Pytań jest więcej niż odpowiedzi. Może sprawców też jest więcej? Może w stare opowieści o „duchu jeziora” ktoś wpisuje nową legendę, że ukryć prawdziwe motywy swojego działania? Eliza na punkcie wyjaśnienia tragedii dostaje niemal bzika. Chęć wyjaśnienia sprawy staje się dla niej rzeczą osobistą, wręcz obsesją. Wcale nie dlatego, że pragnie mieć materiał na nową powieść! To rzecz wtórna. Musi zatrzymać mordercę. Wchodzi więc – raczej nierozważnie niż odważnie – w samo centrum szeptów i przypuszczeń. Z duszą na ramieniu wnika w atmosferę ciężką jak ołów. Każdy rozwikłany supeł tej sprawy prowadzi ją do kolejnej, jeszcze większej zagadki. Dobrze, że ma wsparcie. Niedobrze, że wyzbyła się świadomości, że jej też ktoś zagraża. Że nad nią i pozostałymi członkami kółka detektywów wisi śmiertelne niebezpieczeństwo!…
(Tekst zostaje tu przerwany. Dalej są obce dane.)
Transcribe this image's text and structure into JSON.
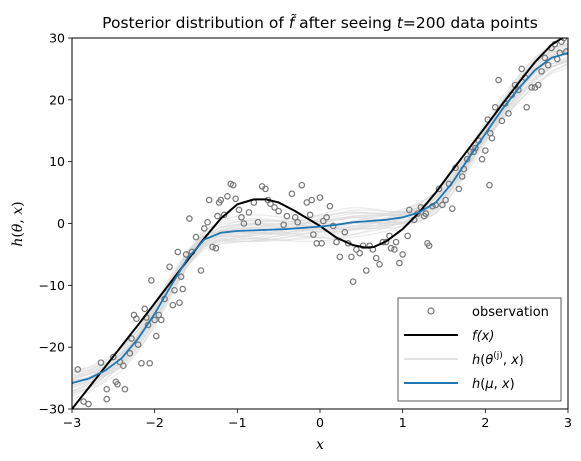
{
  "chart_data": {
    "type": "line",
    "title": "Posterior distribution of f̃ after seeing t=200 data points",
    "xlabel": "x",
    "ylabel": "h(θ, x)",
    "xlim": [
      -3,
      3
    ],
    "ylim": [
      -30,
      30
    ],
    "x_ticks": [
      -3,
      -2,
      -1,
      0,
      1,
      2,
      3
    ],
    "y_ticks": [
      -30,
      -20,
      -10,
      0,
      10,
      20,
      30
    ],
    "x_tick_labels": [
      "−3",
      "−2",
      "−1",
      "0",
      "1",
      "2",
      "3"
    ],
    "y_tick_labels": [
      "−30",
      "−20",
      "−10",
      "0",
      "10",
      "20",
      "30"
    ],
    "grid": false,
    "legend_position": "lower-right",
    "colors": {
      "observation": "#777777",
      "true_function": "#000000",
      "samples": "#d9d9d9",
      "mean": "#1f77b4"
    },
    "legend": [
      {
        "label": "observation",
        "marker": "open-circle"
      },
      {
        "label": "f(x)",
        "marker": "line-black"
      },
      {
        "label": "h(θ(j), x)",
        "marker": "line-light"
      },
      {
        "label": "h(μ, x)",
        "marker": "line-blue"
      }
    ],
    "observations": [
      {
        "x": -2.93,
        "y": -23.6
      },
      {
        "x": -2.86,
        "y": -28.8
      },
      {
        "x": -2.8,
        "y": -29.2
      },
      {
        "x": -2.65,
        "y": -22.5
      },
      {
        "x": -2.58,
        "y": -26.8
      },
      {
        "x": -2.58,
        "y": -28.4
      },
      {
        "x": -2.5,
        "y": -21.6
      },
      {
        "x": -2.47,
        "y": -25.6
      },
      {
        "x": -2.45,
        "y": -26.0
      },
      {
        "x": -2.42,
        "y": -22.4
      },
      {
        "x": -2.38,
        "y": -23.0
      },
      {
        "x": -2.36,
        "y": -26.8
      },
      {
        "x": -2.3,
        "y": -21.0
      },
      {
        "x": -2.28,
        "y": -18.6
      },
      {
        "x": -2.25,
        "y": -14.8
      },
      {
        "x": -2.22,
        "y": -15.4
      },
      {
        "x": -2.2,
        "y": -19.6
      },
      {
        "x": -2.16,
        "y": -22.6
      },
      {
        "x": -2.12,
        "y": -13.8
      },
      {
        "x": -2.1,
        "y": -15.2
      },
      {
        "x": -2.08,
        "y": -16.4
      },
      {
        "x": -2.06,
        "y": -22.6
      },
      {
        "x": -2.04,
        "y": -9.2
      },
      {
        "x": -2.0,
        "y": -15.6
      },
      {
        "x": -1.98,
        "y": -18.2
      },
      {
        "x": -1.95,
        "y": -14.8
      },
      {
        "x": -1.92,
        "y": -15.6
      },
      {
        "x": -1.88,
        "y": -12.2
      },
      {
        "x": -1.82,
        "y": -7.0
      },
      {
        "x": -1.78,
        "y": -13.2
      },
      {
        "x": -1.76,
        "y": -10.8
      },
      {
        "x": -1.72,
        "y": -4.6
      },
      {
        "x": -1.7,
        "y": -12.8
      },
      {
        "x": -1.68,
        "y": -8.6
      },
      {
        "x": -1.66,
        "y": -10.6
      },
      {
        "x": -1.62,
        "y": -5.0
      },
      {
        "x": -1.58,
        "y": 0.8
      },
      {
        "x": -1.55,
        "y": -4.6
      },
      {
        "x": -1.5,
        "y": -2.2
      },
      {
        "x": -1.44,
        "y": -7.6
      },
      {
        "x": -1.4,
        "y": -0.8
      },
      {
        "x": -1.36,
        "y": 0.2
      },
      {
        "x": -1.34,
        "y": 3.8
      },
      {
        "x": -1.3,
        "y": -3.8
      },
      {
        "x": -1.26,
        "y": -4.0
      },
      {
        "x": -1.24,
        "y": 1.2
      },
      {
        "x": -1.22,
        "y": 3.4
      },
      {
        "x": -1.2,
        "y": 3.8
      },
      {
        "x": -1.16,
        "y": 1.4
      },
      {
        "x": -1.12,
        "y": 4.4
      },
      {
        "x": -1.08,
        "y": 6.4
      },
      {
        "x": -1.05,
        "y": 6.2
      },
      {
        "x": -1.02,
        "y": 4.0
      },
      {
        "x": -0.98,
        "y": 2.2
      },
      {
        "x": -0.95,
        "y": 1.0
      },
      {
        "x": -0.92,
        "y": 0.0
      },
      {
        "x": -0.86,
        "y": 1.8
      },
      {
        "x": -0.8,
        "y": 3.4
      },
      {
        "x": -0.75,
        "y": 0.2
      },
      {
        "x": -0.7,
        "y": 6.0
      },
      {
        "x": -0.66,
        "y": 5.6
      },
      {
        "x": -0.63,
        "y": 3.8
      },
      {
        "x": -0.6,
        "y": 3.2
      },
      {
        "x": -0.55,
        "y": 2.6
      },
      {
        "x": -0.5,
        "y": 2.0
      },
      {
        "x": -0.44,
        "y": -0.2
      },
      {
        "x": -0.4,
        "y": 1.2
      },
      {
        "x": -0.34,
        "y": 4.8
      },
      {
        "x": -0.3,
        "y": 1.0
      },
      {
        "x": -0.27,
        "y": 0.2
      },
      {
        "x": -0.22,
        "y": 6.2
      },
      {
        "x": -0.16,
        "y": 3.4
      },
      {
        "x": -0.12,
        "y": 1.4
      },
      {
        "x": -0.1,
        "y": 3.8
      },
      {
        "x": -0.08,
        "y": -1.8
      },
      {
        "x": -0.04,
        "y": -3.2
      },
      {
        "x": 0.0,
        "y": 4.2
      },
      {
        "x": 0.04,
        "y": 0.4
      },
      {
        "x": 0.02,
        "y": -3.2
      },
      {
        "x": 0.08,
        "y": 1.0
      },
      {
        "x": 0.12,
        "y": 2.8
      },
      {
        "x": 0.16,
        "y": -0.4
      },
      {
        "x": 0.2,
        "y": -3.0
      },
      {
        "x": 0.24,
        "y": -5.4
      },
      {
        "x": 0.3,
        "y": -1.4
      },
      {
        "x": 0.34,
        "y": -3.2
      },
      {
        "x": 0.38,
        "y": -5.4
      },
      {
        "x": 0.4,
        "y": -9.4
      },
      {
        "x": 0.44,
        "y": -4.2
      },
      {
        "x": 0.48,
        "y": -4.8
      },
      {
        "x": 0.52,
        "y": -3.6
      },
      {
        "x": 0.56,
        "y": -7.6
      },
      {
        "x": 0.6,
        "y": -3.6
      },
      {
        "x": 0.64,
        "y": -4.2
      },
      {
        "x": 0.68,
        "y": -5.6
      },
      {
        "x": 0.72,
        "y": -6.6
      },
      {
        "x": 0.76,
        "y": -3.0
      },
      {
        "x": 0.8,
        "y": -3.0
      },
      {
        "x": 0.84,
        "y": -2.0
      },
      {
        "x": 0.86,
        "y": -4.0
      },
      {
        "x": 0.9,
        "y": -4.2
      },
      {
        "x": 0.92,
        "y": -3.0
      },
      {
        "x": 0.96,
        "y": -6.4
      },
      {
        "x": 1.0,
        "y": -5.0
      },
      {
        "x": 1.06,
        "y": -2.0
      },
      {
        "x": 1.08,
        "y": 2.2
      },
      {
        "x": 1.14,
        "y": 0.6
      },
      {
        "x": 1.18,
        "y": 1.6
      },
      {
        "x": 1.22,
        "y": 2.6
      },
      {
        "x": 1.26,
        "y": 1.2
      },
      {
        "x": 1.28,
        "y": 1.6
      },
      {
        "x": 1.3,
        "y": -3.2
      },
      {
        "x": 1.32,
        "y": -3.6
      },
      {
        "x": 1.36,
        "y": 2.8
      },
      {
        "x": 1.4,
        "y": 3.0
      },
      {
        "x": 1.44,
        "y": 5.6
      },
      {
        "x": 1.48,
        "y": 3.0
      },
      {
        "x": 1.52,
        "y": 3.8
      },
      {
        "x": 1.56,
        "y": 6.4
      },
      {
        "x": 1.6,
        "y": 2.4
      },
      {
        "x": 1.64,
        "y": 9.0
      },
      {
        "x": 1.68,
        "y": 5.6
      },
      {
        "x": 1.72,
        "y": 7.6
      },
      {
        "x": 1.74,
        "y": 8.8
      },
      {
        "x": 1.78,
        "y": 10.4
      },
      {
        "x": 1.82,
        "y": 11.6
      },
      {
        "x": 1.86,
        "y": 11.6
      },
      {
        "x": 1.88,
        "y": 12.2
      },
      {
        "x": 1.92,
        "y": 13.4
      },
      {
        "x": 1.96,
        "y": 10.4
      },
      {
        "x": 2.0,
        "y": 11.8
      },
      {
        "x": 2.03,
        "y": 16.8
      },
      {
        "x": 2.05,
        "y": 6.2
      },
      {
        "x": 2.06,
        "y": 14.6
      },
      {
        "x": 2.08,
        "y": 13.8
      },
      {
        "x": 2.12,
        "y": 18.8
      },
      {
        "x": 2.16,
        "y": 23.2
      },
      {
        "x": 2.2,
        "y": 16.6
      },
      {
        "x": 2.24,
        "y": 19.4
      },
      {
        "x": 2.28,
        "y": 17.8
      },
      {
        "x": 2.32,
        "y": 20.8
      },
      {
        "x": 2.36,
        "y": 22.4
      },
      {
        "x": 2.4,
        "y": 21.6
      },
      {
        "x": 2.44,
        "y": 25.0
      },
      {
        "x": 2.48,
        "y": 23.6
      },
      {
        "x": 2.5,
        "y": 18.8
      },
      {
        "x": 2.56,
        "y": 22.0
      },
      {
        "x": 2.6,
        "y": 22.0
      },
      {
        "x": 2.64,
        "y": 22.4
      },
      {
        "x": 2.68,
        "y": 24.6
      },
      {
        "x": 2.72,
        "y": 26.8
      },
      {
        "x": 2.76,
        "y": 25.6
      },
      {
        "x": 2.8,
        "y": 28.4
      },
      {
        "x": 2.84,
        "y": 29.0
      },
      {
        "x": 2.87,
        "y": 26.6
      },
      {
        "x": 2.9,
        "y": 27.6
      },
      {
        "x": 2.92,
        "y": 29.4
      },
      {
        "x": 2.95,
        "y": 30.0
      },
      {
        "x": 2.98,
        "y": 27.8
      }
    ],
    "series": [
      {
        "name": "f(x)",
        "x": [
          -3.0,
          -2.8,
          -2.6,
          -2.4,
          -2.2,
          -2.0,
          -1.8,
          -1.6,
          -1.4,
          -1.2,
          -1.0,
          -0.8,
          -0.65,
          -0.5,
          -0.3,
          -0.1,
          0.0,
          0.2,
          0.4,
          0.55,
          0.65,
          0.8,
          1.0,
          1.2,
          1.4,
          1.6,
          1.8,
          2.0,
          2.2,
          2.4,
          2.6,
          2.8,
          3.0
        ],
        "y": [
          -30.0,
          -26.6,
          -23.2,
          -19.8,
          -16.4,
          -12.9,
          -9.4,
          -5.9,
          -2.4,
          0.8,
          3.1,
          3.9,
          3.9,
          3.4,
          2.0,
          0.4,
          -0.4,
          -2.3,
          -3.5,
          -3.9,
          -3.8,
          -2.9,
          -0.9,
          1.8,
          5.0,
          8.6,
          12.1,
          15.6,
          19.2,
          22.7,
          26.1,
          28.9,
          30.6
        ]
      },
      {
        "name": "h(μ, x)",
        "x": [
          -3.0,
          -2.8,
          -2.6,
          -2.4,
          -2.2,
          -2.0,
          -1.8,
          -1.6,
          -1.4,
          -1.2,
          -1.0,
          -0.8,
          -0.6,
          -0.4,
          -0.2,
          0.0,
          0.2,
          0.4,
          0.6,
          0.8,
          1.0,
          1.2,
          1.4,
          1.6,
          1.8,
          2.0,
          2.2,
          2.4,
          2.6,
          2.8,
          3.0
        ],
        "y": [
          -25.8,
          -25.1,
          -23.8,
          -21.8,
          -18.6,
          -14.6,
          -10.0,
          -5.6,
          -2.6,
          -1.5,
          -1.2,
          -1.1,
          -1.0,
          -0.9,
          -0.7,
          -0.5,
          -0.2,
          0.2,
          0.4,
          0.6,
          1.0,
          1.8,
          3.4,
          6.6,
          10.6,
          14.5,
          18.4,
          21.8,
          24.8,
          26.8,
          27.6
        ]
      }
    ]
  }
}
„Duch jeziora” wciąga niczym grząskie mokradła. Co kryje Wrzosna? Zwyczajne ludzkie bajania czy bezwzględnego mordercę? To wymarzony thriller na wakacje, przeczytajcie koniecznie, nie będziecie zawiedzeni. Zobaczycie, do czego prowadzą nieszczęśliwa miłość i zranione uczucia. A finał? Oczywiście każdego zaskoczy – i to jeszcze jedna zaleta udanego debiutu Mateusza Kwiatkowskiego.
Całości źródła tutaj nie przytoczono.